Baerbock und Habeck führen die Grünen seit Januar dieses Jahres. Erstmals in ihrer Parteigeschichte haben sich die Grünen mit der Wahl der 37 Jahre alten Klimaexpertin aus Brandenburg und des 49 Jahre alten Shootingstars aus Schleswig-Holstein an die Parteispitze von einem grünen Grundgesetz verabschiedet, wonach in der Doppelspitze sowohl der Realo-Flügel als auch der linke Parteiflügel vertreten sein muss. Die zum linken Parteiflügel zählende Anja Piel, Grünen-Fraktionschefin im niedersächsischen Landtag, verlor beim Parteitag in Hannover die Kampfabstimmung gegen Baerbock deutlich. Habeck sagt zu den einstigen Flügelkämpfen trocken: „Unsere Flügel sind zum Fliegen da, nicht zum Bremsen.“

 Grünes Glück: Robert Habeck, Anton Hofreiter nach der Landtagswahl in Bayern.
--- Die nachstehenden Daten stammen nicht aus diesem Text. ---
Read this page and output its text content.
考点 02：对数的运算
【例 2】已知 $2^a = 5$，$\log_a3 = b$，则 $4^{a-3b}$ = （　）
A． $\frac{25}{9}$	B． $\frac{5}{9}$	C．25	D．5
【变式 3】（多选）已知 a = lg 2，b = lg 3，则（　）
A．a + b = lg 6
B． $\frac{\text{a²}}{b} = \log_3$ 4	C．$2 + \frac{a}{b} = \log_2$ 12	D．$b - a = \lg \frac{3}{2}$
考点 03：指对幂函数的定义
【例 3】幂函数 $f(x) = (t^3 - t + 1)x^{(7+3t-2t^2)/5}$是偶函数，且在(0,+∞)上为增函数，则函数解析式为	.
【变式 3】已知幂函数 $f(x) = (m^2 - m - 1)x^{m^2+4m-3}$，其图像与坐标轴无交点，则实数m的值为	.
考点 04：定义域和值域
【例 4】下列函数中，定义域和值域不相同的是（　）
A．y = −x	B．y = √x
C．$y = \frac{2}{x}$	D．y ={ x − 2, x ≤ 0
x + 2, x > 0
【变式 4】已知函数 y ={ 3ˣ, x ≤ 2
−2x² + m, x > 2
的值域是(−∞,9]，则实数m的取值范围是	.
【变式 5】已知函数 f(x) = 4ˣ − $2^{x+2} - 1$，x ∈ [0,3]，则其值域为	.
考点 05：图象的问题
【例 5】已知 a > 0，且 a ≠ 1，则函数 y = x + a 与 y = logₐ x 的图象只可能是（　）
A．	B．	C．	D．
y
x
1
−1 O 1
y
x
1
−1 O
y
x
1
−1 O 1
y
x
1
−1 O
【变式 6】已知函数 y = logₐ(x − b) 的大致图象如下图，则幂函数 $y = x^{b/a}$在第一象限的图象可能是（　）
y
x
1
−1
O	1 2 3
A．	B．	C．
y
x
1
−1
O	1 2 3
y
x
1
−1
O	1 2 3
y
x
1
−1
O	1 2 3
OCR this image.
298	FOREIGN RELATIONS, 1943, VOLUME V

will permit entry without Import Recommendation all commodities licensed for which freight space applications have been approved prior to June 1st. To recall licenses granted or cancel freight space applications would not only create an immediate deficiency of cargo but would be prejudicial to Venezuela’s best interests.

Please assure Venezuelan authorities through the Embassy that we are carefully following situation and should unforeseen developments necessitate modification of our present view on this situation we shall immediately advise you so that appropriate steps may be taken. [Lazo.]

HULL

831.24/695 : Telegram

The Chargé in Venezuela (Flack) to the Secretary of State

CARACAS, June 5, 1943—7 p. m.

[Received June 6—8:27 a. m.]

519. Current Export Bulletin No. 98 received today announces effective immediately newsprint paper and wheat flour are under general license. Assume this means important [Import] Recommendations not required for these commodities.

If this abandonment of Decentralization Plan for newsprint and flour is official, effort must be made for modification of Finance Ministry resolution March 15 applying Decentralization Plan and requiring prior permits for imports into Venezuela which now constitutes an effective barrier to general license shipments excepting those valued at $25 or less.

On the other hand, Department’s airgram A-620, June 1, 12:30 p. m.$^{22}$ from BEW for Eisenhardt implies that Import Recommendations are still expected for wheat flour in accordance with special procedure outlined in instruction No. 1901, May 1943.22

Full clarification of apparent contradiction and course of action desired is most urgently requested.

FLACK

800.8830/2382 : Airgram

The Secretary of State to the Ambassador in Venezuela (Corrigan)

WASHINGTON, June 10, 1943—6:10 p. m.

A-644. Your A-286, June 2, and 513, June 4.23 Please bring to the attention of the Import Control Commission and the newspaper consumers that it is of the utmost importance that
Grünes Glück: Robert Habeck, Anton Hofreiter nach der Landtagswahl in Bayern.

Foto: dpa/Sven Hoppe

Baerbock und Habeck gelten als undogmatisch, pragmatisch, modern. Linkes Lager, rechtes Lager – solche Schubladen möchte Habeck erst gar nicht mehr öffnen, weil dies seiner Einschätzung nach „den gesellschaftlichen Möglichkeiten nicht mehr gerecht“ werde. Schon lästert die politische Konkurrenz über die Wahlerfolge der einstigen Ökopaxe. FDP-Chef Christian Lindner nennt Programm und Politikstil der Grünen „cremig“. Im Bundestag geht Lindner den Grünen-Fraktionschef Anton Hofreiter nach einem Zwischenruf wegen der AfD scharf an: „Ich will hier appellieren, dass wir uns gegen die wahren Gegner unserer freiheitlichen Grundordnung zusammenschließen, und Sie kommen hier mit Ihrer Trauma-Verarbeitung von Jamaika, weil Sie nicht Minister geworden sind.“ Auch SPD-Chefin Andrea Nahles machte schon mehrfach deutlich, dass sie die Grünen als starke Konkurrenten ausmacht – etwa im Streit über letzte Braunkohlereviere und künftige Klimapolitik. Und CSU-Chef Horst Seehofer ließ erst vergangene Woche in seiner Wahlanalyse erkennen, dass seine Partei beim Thema Ökologie Nachholbedarf habe. So rät Habeck Union und SPD zu mehr Veränderungswillen: „Keine Veränderung bedeutet, dass die Erosion der Volksparteien weitergeht.“ Doch während die Grünen im Glück schwelgen, haben sie in Bayern gerade erfahren, dass man auch nach einem Sieg mit leeren Händen dastehen kann. Die CSU versucht es lieber mit den Freien Wählern. Grüner wird’s nicht? Kann noch werden. Auch im Freistaat der aufgehenden Sonnenblume.